Le premier hôtelier, François Legallais, a ouvert la porte à une rapide extension du nombre de baigneurs venus dans le quartier testerin d’Eyrac. L’hôtel Tindel, que l’on dit luxueux, surgi au milieu de huttes bâties en gourbet par les pêcheurs, forme un contraste pittoresque avec elles, ce qui plaît beaucoup aux baigneurs. Tindel a pour concurrent, au sud du chemin qui deviendra le boulevard de la Plage, un établissement ouvert par Gaillard, posé sur le haut de la dune Pontac. En 1841, on parle aussi des bains de Jean Bourdain, un établissement de six pièces dont quatre chambres, avec l’indispensable péristyle qui est à l’architecture légère arcachonnaise ce que l’arc-boutant est à la cathédrale gothique. Autour, des baraques en bois, les unes pour les écuries, les autres pour les baigneurs. En 1854, on retrouve cette maison de location, qualifiée parfois d’auberge, sous l’enseigne “Hôtel Grenier” et il peut recevoir vingt-huit baigneurs.

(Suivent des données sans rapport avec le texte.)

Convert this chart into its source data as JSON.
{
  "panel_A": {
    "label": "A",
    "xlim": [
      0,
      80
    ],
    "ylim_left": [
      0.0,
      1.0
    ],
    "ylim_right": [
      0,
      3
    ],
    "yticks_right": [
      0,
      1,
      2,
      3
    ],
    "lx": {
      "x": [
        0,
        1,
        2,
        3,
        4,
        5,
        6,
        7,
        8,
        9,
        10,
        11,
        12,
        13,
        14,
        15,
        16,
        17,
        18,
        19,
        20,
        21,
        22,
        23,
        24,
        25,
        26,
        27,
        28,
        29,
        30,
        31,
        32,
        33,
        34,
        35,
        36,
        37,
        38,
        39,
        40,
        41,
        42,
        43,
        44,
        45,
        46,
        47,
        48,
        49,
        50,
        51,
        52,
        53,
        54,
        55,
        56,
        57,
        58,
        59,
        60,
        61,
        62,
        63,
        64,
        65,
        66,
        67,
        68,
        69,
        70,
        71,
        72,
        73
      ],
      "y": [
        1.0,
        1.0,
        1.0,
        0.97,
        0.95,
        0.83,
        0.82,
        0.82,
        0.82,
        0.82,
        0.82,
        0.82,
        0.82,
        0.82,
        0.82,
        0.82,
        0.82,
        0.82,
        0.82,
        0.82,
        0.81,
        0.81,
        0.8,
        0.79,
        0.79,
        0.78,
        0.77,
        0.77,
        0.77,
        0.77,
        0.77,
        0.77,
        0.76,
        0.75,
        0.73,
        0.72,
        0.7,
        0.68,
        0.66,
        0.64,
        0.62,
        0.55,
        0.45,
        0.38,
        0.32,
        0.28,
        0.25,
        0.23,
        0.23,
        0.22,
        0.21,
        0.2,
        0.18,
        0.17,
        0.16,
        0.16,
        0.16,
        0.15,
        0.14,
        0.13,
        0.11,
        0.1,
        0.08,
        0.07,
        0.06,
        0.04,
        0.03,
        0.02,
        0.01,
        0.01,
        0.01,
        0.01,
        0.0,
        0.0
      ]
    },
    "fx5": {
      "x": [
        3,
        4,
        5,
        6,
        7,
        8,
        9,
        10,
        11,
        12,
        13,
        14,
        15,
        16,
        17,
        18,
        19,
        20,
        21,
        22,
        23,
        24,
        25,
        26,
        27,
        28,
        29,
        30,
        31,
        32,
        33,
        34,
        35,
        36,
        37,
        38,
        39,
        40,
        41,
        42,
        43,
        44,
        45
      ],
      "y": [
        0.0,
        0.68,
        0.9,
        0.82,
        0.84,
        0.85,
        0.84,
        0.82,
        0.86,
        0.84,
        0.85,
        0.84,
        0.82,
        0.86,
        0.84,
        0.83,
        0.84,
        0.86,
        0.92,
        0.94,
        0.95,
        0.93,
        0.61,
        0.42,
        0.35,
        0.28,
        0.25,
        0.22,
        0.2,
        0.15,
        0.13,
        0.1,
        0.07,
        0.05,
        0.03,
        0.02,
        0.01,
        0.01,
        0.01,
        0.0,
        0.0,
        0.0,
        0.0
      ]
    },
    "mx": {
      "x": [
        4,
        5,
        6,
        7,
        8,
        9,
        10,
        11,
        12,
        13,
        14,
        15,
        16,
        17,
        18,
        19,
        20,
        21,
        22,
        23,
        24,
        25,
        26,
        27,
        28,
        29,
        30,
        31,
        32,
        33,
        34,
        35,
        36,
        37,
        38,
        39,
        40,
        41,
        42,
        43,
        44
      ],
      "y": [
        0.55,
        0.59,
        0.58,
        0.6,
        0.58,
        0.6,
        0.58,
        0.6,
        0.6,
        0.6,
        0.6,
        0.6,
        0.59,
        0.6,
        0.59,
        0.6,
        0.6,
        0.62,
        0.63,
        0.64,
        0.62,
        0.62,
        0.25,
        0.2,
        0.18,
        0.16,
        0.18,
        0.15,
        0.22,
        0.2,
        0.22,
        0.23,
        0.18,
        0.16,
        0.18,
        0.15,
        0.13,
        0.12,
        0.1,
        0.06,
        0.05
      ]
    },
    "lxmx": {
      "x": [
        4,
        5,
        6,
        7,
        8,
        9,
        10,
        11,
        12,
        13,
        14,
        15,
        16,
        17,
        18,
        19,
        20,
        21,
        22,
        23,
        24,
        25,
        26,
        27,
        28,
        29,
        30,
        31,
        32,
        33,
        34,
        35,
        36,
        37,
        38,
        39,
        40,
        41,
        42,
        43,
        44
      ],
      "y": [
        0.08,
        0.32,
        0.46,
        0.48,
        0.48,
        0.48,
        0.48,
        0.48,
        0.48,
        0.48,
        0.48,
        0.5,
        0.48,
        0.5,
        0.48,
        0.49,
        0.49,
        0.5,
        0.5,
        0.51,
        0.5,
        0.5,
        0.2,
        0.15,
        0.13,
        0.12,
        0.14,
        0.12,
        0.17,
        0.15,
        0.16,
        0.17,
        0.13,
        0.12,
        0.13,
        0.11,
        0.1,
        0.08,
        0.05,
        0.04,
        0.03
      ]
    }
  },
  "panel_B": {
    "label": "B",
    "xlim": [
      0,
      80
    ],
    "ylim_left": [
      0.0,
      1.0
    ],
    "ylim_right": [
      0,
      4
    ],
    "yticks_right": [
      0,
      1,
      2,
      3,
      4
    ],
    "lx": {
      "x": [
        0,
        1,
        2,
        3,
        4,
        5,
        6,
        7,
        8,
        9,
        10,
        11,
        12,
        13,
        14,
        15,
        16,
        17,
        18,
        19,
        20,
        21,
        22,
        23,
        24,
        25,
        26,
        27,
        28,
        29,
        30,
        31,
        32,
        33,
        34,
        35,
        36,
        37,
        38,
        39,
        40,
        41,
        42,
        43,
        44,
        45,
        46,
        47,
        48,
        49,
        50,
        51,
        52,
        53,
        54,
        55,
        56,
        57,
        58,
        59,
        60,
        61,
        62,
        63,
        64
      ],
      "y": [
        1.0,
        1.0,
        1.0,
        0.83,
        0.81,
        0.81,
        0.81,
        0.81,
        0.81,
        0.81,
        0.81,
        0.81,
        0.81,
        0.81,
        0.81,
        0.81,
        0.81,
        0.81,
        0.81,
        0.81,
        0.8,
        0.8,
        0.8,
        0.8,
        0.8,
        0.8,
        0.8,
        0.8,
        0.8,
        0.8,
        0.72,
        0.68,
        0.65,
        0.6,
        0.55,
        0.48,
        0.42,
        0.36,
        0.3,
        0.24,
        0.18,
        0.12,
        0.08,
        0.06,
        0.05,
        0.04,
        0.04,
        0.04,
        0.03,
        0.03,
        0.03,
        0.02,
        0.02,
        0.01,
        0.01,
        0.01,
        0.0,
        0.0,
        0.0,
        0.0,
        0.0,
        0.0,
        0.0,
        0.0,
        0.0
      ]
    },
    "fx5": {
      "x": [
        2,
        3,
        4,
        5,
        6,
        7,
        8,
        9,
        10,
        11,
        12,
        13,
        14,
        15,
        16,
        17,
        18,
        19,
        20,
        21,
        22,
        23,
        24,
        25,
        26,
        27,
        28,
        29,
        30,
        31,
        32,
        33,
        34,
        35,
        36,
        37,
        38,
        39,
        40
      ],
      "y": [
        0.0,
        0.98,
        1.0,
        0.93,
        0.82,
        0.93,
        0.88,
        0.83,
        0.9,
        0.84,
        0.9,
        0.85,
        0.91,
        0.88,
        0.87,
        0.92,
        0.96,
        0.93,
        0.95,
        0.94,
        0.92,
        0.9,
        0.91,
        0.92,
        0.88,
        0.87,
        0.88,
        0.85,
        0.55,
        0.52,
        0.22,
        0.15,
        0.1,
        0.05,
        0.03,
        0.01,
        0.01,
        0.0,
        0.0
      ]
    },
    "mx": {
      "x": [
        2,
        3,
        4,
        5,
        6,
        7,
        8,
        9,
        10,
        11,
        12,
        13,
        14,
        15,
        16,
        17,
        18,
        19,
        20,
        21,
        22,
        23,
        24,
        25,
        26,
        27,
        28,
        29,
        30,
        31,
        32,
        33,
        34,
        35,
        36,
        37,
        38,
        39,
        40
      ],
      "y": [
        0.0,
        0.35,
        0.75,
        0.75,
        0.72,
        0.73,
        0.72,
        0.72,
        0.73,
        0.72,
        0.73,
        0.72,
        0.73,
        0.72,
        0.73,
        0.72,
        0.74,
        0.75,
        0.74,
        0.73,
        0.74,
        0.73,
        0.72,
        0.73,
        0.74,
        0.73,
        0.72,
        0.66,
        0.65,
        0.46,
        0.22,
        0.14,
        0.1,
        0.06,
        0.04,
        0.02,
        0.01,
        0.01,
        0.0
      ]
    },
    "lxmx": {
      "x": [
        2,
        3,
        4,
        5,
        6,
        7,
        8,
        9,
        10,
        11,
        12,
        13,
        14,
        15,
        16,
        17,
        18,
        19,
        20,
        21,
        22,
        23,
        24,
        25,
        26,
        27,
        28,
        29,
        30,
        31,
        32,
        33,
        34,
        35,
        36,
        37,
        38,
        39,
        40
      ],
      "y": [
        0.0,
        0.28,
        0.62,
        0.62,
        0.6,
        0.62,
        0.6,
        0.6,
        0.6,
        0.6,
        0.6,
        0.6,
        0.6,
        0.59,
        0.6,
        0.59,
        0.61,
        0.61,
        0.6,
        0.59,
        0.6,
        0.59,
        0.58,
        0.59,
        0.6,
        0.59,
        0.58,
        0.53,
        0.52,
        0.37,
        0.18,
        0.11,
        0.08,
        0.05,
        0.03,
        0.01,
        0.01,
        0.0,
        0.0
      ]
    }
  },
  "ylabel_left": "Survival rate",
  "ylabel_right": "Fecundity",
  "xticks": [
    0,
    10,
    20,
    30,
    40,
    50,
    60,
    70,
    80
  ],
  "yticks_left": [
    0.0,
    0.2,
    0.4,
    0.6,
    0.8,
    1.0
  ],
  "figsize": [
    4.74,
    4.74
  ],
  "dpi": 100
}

En 1841, le 19 août, le « Mémorial bordelais » signale déjà que ces hôtels sont bien tenus, On dîne à cinq heures, on déjeune à dix, on se promène à pied, à cheval, en bateau. A dix heures, tout le monde est couché : il faut se reposer des fatigues de la journée et se préparer à se baigner de bon matin, le lendemain. On peut même réserver auprès du gérant des Bains d’Arcachon, à l’Aiguillon, des promenades… à dos de dromadaires. « Ils sont très bien dressés », écrit le “Mémorial bordelais”, toujours en 1841 et il ajoute : « ils permettent aux personnes qui le désirent d’explorer les immenses forêts de dunes qui servent de barrière à l’océan ». Et puis, très vite, viennent, des distractions beaucoup moins familiales.
Voici qu’en 1849, l’hôtel Gaillard se trouve flanqué d’un casino qui n’a rien de monumental. Cependant, sa coupole octogonale à toiture pointue, perchée sur un rez-de-chaussée carré, entouré de l’indispensable galerie à l’arcachonnaise, attire un nombreux public. Pour le “Mémorial bordelais” du 20 juillet 1850, « tout le Bordeaux à la mode inaugure ce casino. Salon de lecture, salles de bal et de rafraîchissement, rien ne manque ». Surtout pas un salon de jeux. Et Jacques Ragot de s’amuser devant ce nouveau paradoxe arcachonnais, en citant Thomas Illyricus qui, en route pour Menton, après son sanctifiant séjour à Bernet, avait exigé, à Cahors, « que toutes les cartes à jeux qui se trouvaient dans les maisons ou dans les boutiques, soient apportées à la maison commune et brûlées ». Le père spirituel d’Arcachon doit, en cette année 1845, se retourner dans sa tombe.
Et cela d’autant plus vivement que, le 15 août 1850, le casino a « naturalisé la polka sur la plage jadis solitaire d’Arcachon ». Puis, le même chroniqueur de se demander, devant la foule élégante qui emplit le casino, « quel mobile pousse les jolies baigneuses à abandonner la douceur de la promenade du soir et à braver la chaleur du lieu ? ». Sa réponse sauve la morale publique : « elles venaient, ces aimables fugitives, entendre des artistes que les salons affectionnent et porter leur offrande à la chapelle d’Arcachon, lorsque ces artistes ont fait la quête ». En liant ainsi doux plaisirs et bonne conscience, on ne s’ennuyait donc pas dans ce quartier de La Teste des années 1840.